Die beiden Widderhörner bedeuten: das Opfer der zweiblättrigen Lotosblume. Die letzte hellseherische Gabe wird hingeopfert, nachdem die früheren schon früher abgelegt worden sind. Um die Leiblichkeit in dieser Organisation in Isaak zu erhalten, wird die letzte hellseherische Fähigkeit, die Widdergabe, die zweiblättrige Lotosblume hier hingeopfert.

Nun lebt das Volk in seiner Mission so weiter, daß gerade diese Abraham-Fähigkeiten sich fortpflanzen von Generation zu Generation. In dem Augenblicke, wo atavistisch wieder auftritt diese Hellsehergabe, wo wieder einer hineinsieht in die geistigen Welten, macht sich eine solche Reaktion geltend, daß diese Persönlichkeit zunächst ausgeschieden wird, daß sie nicht geduldet wird innerhalb der Volksgemeinschaft. Die Antipathie gegen diese Gabe des Widders macht
sich geltend in Feindschaft. Das zeigt sich bei Joseph. In seinen Träumen hatte er prophetische Erleuchtungen aus der geistigen Welt. Er wird ganz selbstverständlich herausgeschoben aus dem Volke, weil das, was er hatte, aus der eigentlichen Mission des hebräischen Volkes herausfiel.
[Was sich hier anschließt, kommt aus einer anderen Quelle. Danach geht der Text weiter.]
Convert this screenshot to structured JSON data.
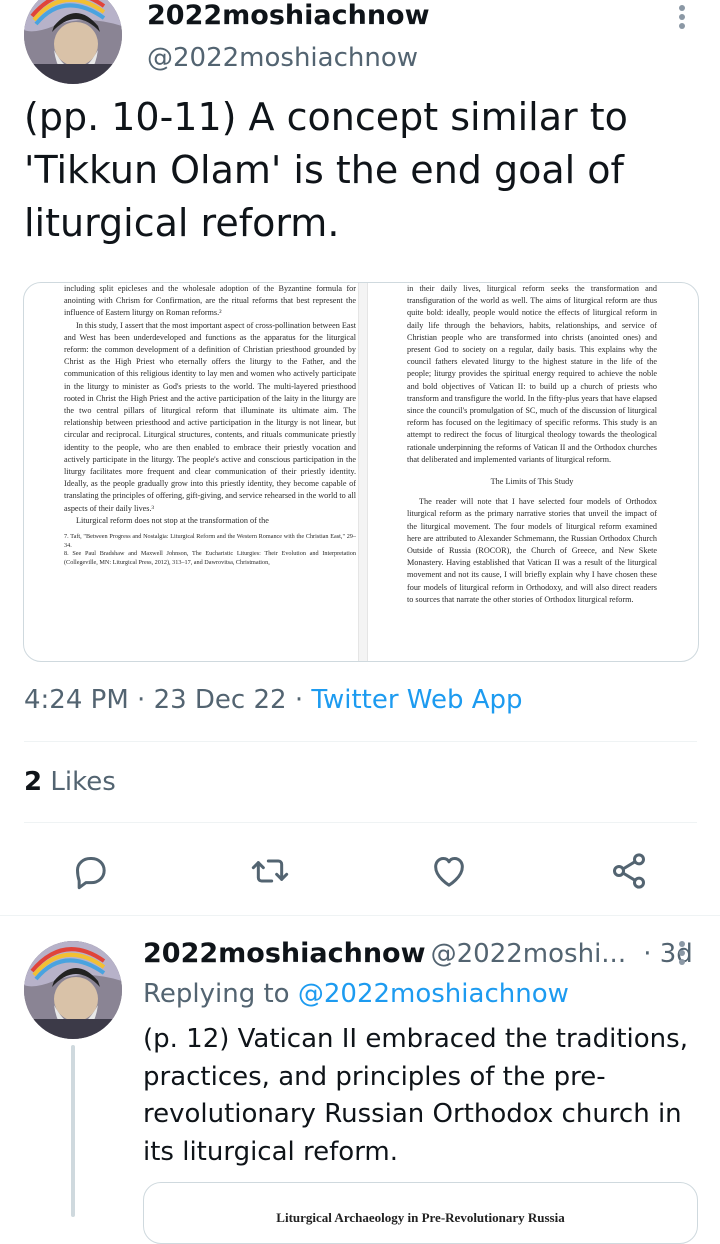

Von den Brüdern wird er verstoßen, weil in ihm ein Erbstück alter Hellsehergabe wieder auftritt. Deshalb mußte Joseph nach Ägypten gehen, weil er herausfiel aus der Mission seines Volkes.

So bedeutsam sind diese Dinge, die uns da erzählt werden! Nun sehen wir weiter, wie sozusagen gerade durch jene Persönlichkeit, durch welche in einem alten Erbstück erhalten ist das, worauf das alte hebräische Volk nur zurückschauen konnte als auf etwas, was vor Abraham war, wie durch diese Persönlichkeit, durch den Joseph, wiederum das herbeigeführt wird, was zur Entwickelung des althebräischen Volkes so notwendig war zur Erfüllung seiner Mission. Es war in gewisser Weise für das althebräische Volk das Tor geschlossen gegenüber jener Welt, die dazu geführt hatte, durch das alte dämmerhafte Hellsehen dem Indertum, Persertum seine Religion zu geben. Da war das Tor geschlossen. Man sah hinaus in die Welt, ordnete nach Maß und Zahl, und als die Einheit, in die man alles ordnete, erblickte man Jahve oder Jehova. Das einzige, was man noch wußte, war, daß dies, was man draußen erblickte, was in Jahve als Schöpfer der Welterscheinungen einem entgegentrat, eines und dasselbe war mit der menschlichen Ichheit. Aber darüber stiegen keine Imaginationen, keine eigenen inneren Erlebnisse innerhalb dieser Volksgemeinschaften auf. In jener Zeit, sage ich ausdrücklich, gab es darüber keine eigenen Erlebnisse. Deshalb mußte man es auch von außen lernen, das heißt, man mußte es bei einem Volke lernen, das diese Erlebnisse noch hatte.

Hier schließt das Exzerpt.